El teatro continúa cerrado, mudas sus celosías, vacío el aposento del rey.

Porque en el viejo alcázar, en el extremo opuesto de la villa, se ha hecho subir a la cámara de la reina, la flor de lis con un pedazo de lignum crucis, propiedad del más antiguo convento de la corte. Ya va para dos semanas que está enferma. A las primeras calenturas hubo consulta de los seis médicos de palacio. La sangraron, pero el mal fue subiendo del cuerpo a la cabeza, entorpeciendo la garganta, enrojeciendo las mejillas, obligando a repetir una y otra vez las sangrías en los pies y los brazos.

Ha salido en procesión la imagen milagrosa de Atocha, aquella que muda de color el rostro en vísperas de guerra o peste, en cualquier calamidad pública, y han llevado a la cámara el cuerpo de san Isidro, a la sorda, en total silencio, con muchas luces y gran devoción.
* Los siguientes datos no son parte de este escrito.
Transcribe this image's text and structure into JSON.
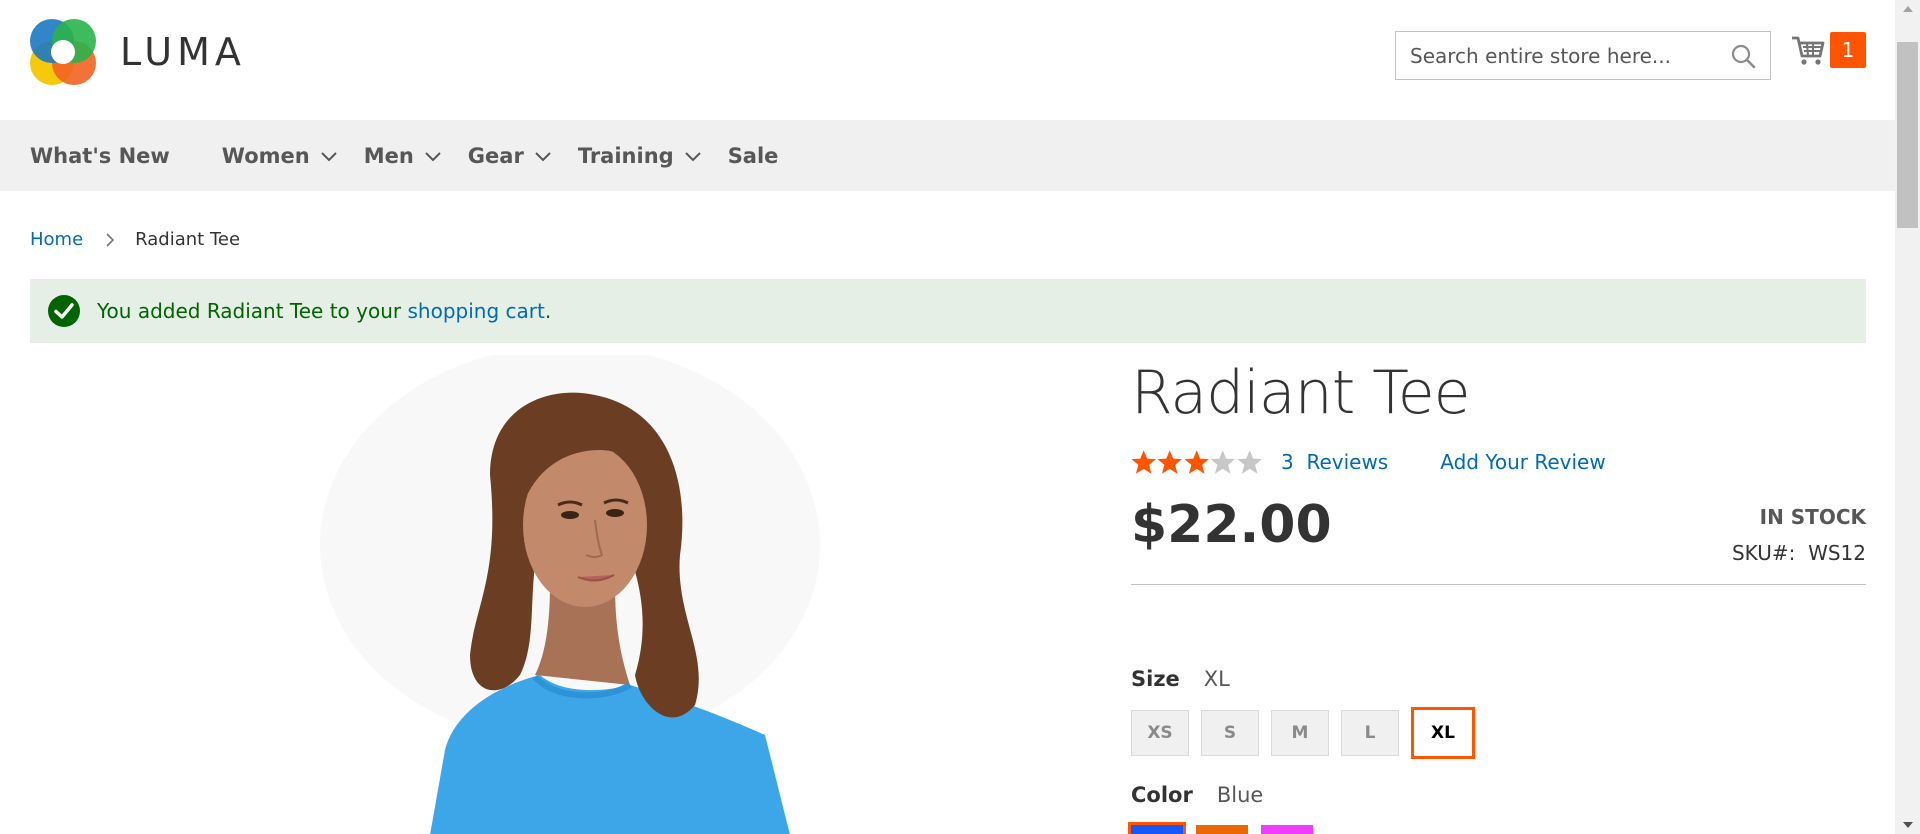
{
  "header": {
    "logo_text": "LUMA",
    "search": {
      "placeholder": "Search entire store here..."
    },
    "cart": {
      "count": "1"
    }
  },
  "nav": {
    "items": [
      {
        "label": "What's New",
        "has_dropdown": false
      },
      {
        "label": "Women",
        "has_dropdown": true
      },
      {
        "label": "Men",
        "has_dropdown": true
      },
      {
        "label": "Gear",
        "has_dropdown": true
      },
      {
        "label": "Training",
        "has_dropdown": true
      },
      {
        "label": "Sale",
        "has_dropdown": false
      }
    ]
  },
  "breadcrumb": {
    "home": "Home",
    "current": "Radiant Tee"
  },
  "message": {
    "prefix": "You added Radiant Tee to your ",
    "link": "shopping cart",
    "suffix": "."
  },
  "product": {
    "title": "Radiant Tee",
    "rating": 3,
    "rating_max": 5,
    "reviews_count": "3",
    "reviews_label": "Reviews",
    "add_review": "Add Your Review",
    "price": "$22.00",
    "stock": "IN STOCK",
    "sku_label": "SKU#:",
    "sku_value": "WS12",
    "size_label": "Size",
    "size_selected": "XL",
    "sizes": [
      "XS",
      "S",
      "M",
      "L",
      "XL"
    ],
    "color_label": "Color",
    "color_selected": "Blue",
    "colors": [
      {
        "name": "Blue",
        "hex": "#1857f7"
      },
      {
        "name": "Orange",
        "hex": "#eb6703"
      },
      {
        "name": "Purple",
        "hex": "#ef3dff"
      }
    ]
  },
  "colors": {
    "accent": "#ff5501",
    "link": "#006bb4",
    "nav_bg": "#f0f0f0",
    "success_bg": "#e5efe5",
    "success_text": "#006400"
  }
}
Mas a pesar de recibir los óleos, el mal ha ido en aumento, el pulso ha huido definitivamente. El mayordomo de Su Majestad, tras correr las cortinas, se apresura a despachar un correo en su propio coche, para avisar de la muerte al rey que se halla fuera de la ciudad, a fin de que apresure cuanto pueda su vuelta.

Han vestido a la reina un hábito de san Francisco sobre la misma camisa que tenía; la han calzado y puesto, sin embalsamar, en su ataúd de brocado de nácar; la cabeza en la almohada con la corona y cetro.

A un lado de la cama de plata, donde el cuerpo reposa, se hallan las damas y señoras de honor. Enfrente, al otro lado del dosel, rodeados de los siete altares que adornan la gran sala, duques, grandes y condestables. Tras el oficio y responso, los grandes han tomado el cuerpo y lo han bajado por la escalera secreta del alcázar hasta el jardín que cae sobre la villa, acompañado de las damas y princesas con alaridos y llantos. Han clavado la caja en las andas y rompiendo marcha alguaciles y ministros, tras la sordina fúnebre y el guía, va el cuerpo de la reina camino del panteón nuevo que tanto temió en vida, rodeado de pajes, guardias viejas con alabarda en mano, monteros afligidos y señores de honor arrastrando sus lutos.

Atrás queda en silencio el jardín, el palacio nuevo y su salón de comedias, pequeño paraíso alzado por su gusto en el parque.

Y aquella misma tarde, a aquella misma hora, estando muy sereno el cielo, se vio una negra nube que venía de Levante, dilatada y angosta, cruzando entre Mediodía y Poniente. Estuvo mucho tiempo fija sobre el palacio y aún añade el cronista: «Prodigio otras veces repetido con esta pérfida nación y tantas olvidado. Así corre esta voz, no sé qué fundamento tenga».